12 thoughts on “615 – a sad saturday (poetry)

  1. It is brilliant how you wove meaning through personal pronouns–moving from the “I” to “You” to the collective consciousness of “we”..Amazing..

    The truth rippling through your verse:-

    “Not a lot of light
    is needed
    So that we see
    a way out.”

    – is astounding and thought-provoking. Bravo!

    Liked by 1 person

    1. You are perspicacious as always, Suzette. It was a conscious choice to transition through pronouns. In a sense, when you create a poem that is an emotion, you also create a dialogue, and a dialogue implies transition.
      Thank you so much for your kind words, as always, and for your attentive reading.

      Liked by 1 person

    1. Oh, Leyde, I hope it doesn’t!
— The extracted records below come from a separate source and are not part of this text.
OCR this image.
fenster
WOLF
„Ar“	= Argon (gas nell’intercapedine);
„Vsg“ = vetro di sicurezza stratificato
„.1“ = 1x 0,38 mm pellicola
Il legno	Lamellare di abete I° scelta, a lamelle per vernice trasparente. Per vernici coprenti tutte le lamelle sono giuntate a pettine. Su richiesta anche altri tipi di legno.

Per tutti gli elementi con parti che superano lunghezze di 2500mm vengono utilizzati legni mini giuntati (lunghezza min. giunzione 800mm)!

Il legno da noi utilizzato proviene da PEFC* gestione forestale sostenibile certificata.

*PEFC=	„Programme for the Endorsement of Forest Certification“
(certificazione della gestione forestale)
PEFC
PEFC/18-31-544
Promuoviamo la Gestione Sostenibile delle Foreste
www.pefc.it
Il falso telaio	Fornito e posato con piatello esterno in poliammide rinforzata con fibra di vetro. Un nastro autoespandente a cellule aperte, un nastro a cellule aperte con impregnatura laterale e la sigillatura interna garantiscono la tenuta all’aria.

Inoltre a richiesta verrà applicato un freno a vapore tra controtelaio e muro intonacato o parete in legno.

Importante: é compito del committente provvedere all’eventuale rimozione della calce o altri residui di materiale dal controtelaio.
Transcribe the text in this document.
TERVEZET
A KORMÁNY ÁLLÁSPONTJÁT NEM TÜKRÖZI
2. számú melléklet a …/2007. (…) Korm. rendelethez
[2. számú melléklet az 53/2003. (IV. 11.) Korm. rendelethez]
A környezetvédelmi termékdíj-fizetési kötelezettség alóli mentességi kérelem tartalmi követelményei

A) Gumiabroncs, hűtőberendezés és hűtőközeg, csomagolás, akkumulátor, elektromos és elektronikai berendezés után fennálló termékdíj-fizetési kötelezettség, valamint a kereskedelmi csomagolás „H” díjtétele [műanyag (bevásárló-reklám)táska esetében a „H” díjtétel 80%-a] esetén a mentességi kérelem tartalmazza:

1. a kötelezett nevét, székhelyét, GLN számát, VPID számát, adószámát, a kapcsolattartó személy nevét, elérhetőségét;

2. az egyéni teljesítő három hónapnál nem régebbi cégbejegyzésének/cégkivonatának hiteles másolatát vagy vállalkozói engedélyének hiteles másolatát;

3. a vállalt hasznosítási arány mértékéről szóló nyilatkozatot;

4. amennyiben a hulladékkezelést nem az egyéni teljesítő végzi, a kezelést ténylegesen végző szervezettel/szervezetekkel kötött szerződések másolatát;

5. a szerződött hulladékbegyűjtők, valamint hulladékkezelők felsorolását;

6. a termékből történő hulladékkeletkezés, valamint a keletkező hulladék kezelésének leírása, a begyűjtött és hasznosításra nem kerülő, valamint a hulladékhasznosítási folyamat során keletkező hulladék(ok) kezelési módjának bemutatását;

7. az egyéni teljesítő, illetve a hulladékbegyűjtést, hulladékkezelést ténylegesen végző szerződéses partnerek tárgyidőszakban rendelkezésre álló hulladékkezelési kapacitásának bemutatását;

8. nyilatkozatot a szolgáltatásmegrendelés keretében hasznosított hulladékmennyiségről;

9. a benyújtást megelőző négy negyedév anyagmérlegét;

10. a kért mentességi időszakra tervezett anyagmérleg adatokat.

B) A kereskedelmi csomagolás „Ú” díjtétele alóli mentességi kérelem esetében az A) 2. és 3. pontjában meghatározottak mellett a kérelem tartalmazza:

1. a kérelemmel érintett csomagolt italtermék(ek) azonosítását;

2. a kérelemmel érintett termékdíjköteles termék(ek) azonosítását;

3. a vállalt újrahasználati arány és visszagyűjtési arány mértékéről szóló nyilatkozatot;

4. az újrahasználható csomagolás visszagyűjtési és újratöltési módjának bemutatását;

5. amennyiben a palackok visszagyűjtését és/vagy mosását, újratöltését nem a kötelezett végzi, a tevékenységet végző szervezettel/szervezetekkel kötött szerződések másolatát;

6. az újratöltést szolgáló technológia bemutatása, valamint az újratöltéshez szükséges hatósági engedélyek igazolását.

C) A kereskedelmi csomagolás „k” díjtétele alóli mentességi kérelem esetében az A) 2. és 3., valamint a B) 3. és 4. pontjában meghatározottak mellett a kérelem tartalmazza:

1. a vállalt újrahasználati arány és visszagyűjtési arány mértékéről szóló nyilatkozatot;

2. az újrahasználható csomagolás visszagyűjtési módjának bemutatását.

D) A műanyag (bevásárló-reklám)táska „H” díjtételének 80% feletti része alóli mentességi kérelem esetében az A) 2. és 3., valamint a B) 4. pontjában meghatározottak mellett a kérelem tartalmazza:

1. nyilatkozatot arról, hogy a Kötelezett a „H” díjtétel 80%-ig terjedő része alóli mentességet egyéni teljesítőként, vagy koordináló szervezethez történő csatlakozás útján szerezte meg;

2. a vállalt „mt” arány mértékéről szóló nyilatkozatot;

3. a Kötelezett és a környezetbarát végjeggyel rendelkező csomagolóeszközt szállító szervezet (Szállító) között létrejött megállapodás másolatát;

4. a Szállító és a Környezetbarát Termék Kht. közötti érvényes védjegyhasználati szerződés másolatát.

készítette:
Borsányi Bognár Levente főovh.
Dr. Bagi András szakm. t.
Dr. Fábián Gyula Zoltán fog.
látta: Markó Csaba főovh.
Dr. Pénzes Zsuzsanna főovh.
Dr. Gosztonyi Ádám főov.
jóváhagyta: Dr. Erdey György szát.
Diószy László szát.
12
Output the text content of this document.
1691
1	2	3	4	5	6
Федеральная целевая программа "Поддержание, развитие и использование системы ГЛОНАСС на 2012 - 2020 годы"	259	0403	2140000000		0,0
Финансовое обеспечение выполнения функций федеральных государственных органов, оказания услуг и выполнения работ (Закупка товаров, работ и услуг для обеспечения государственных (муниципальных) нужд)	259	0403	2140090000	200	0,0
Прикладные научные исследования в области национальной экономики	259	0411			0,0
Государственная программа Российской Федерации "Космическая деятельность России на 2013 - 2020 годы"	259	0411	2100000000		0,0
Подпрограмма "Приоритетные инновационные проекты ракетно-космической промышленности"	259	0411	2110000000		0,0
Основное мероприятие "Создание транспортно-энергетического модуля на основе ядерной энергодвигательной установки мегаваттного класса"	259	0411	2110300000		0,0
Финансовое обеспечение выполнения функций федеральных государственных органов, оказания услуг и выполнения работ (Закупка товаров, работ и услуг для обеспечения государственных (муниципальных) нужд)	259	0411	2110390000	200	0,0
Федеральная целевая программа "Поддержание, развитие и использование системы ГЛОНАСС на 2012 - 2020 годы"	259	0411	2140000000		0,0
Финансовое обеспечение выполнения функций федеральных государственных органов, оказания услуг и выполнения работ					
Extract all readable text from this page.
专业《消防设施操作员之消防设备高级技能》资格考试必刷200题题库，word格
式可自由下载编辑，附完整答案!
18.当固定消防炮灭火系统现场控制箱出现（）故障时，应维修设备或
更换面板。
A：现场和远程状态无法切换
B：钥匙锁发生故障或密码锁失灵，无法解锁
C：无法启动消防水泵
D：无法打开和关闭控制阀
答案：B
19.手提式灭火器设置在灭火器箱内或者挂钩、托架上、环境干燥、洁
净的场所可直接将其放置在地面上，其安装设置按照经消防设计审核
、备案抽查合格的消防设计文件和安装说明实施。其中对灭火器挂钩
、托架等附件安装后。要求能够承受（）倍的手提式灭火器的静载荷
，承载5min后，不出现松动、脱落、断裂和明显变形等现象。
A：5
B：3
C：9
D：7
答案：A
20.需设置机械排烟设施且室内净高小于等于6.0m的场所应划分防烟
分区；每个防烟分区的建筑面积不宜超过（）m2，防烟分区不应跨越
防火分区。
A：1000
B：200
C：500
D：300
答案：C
I’m glad you find it to be beautiful, that means a lot, though admittedly this particular one wasn’t my best work.
      It takes a while to get the gears going again.

      Liked by 2 people

    1. It feels like the entire year if you live in Britain, and it feels like no month where I live. Even Decembers here are lightful (which I don’t always like).
      But I haven’t been writing about anything real at all lately. All of it is invented. All of it is somewhere else, someone else, something else.

      Liked by 1 person

      1. Wow! The invention thing is its own fun escape or exploration. Maybe go all elliptical and out of orbital and you’ll circle back around to more “real.” All of it’s real and made-up too in a sense. But I think I know what you mean. Good muscle to work the invented brain.

        Liked by 1 person

      2. I’m not a great architect. When I feel like writing, I do, and I never struggle on what to write, but I sometimes struggle with what I’ve written.
        When I feel especially isolated, I write about love, about relationships, about communion with the other, but I have never had nor felt any of those things. Thus, it’s not really my life I’m writing about, but a simulation of it. It’s emotionally credible and detailed enough to hurt, at times, because pretended pain and real pain are indistinguishable in poetry, since poetry itself is limitless empathy.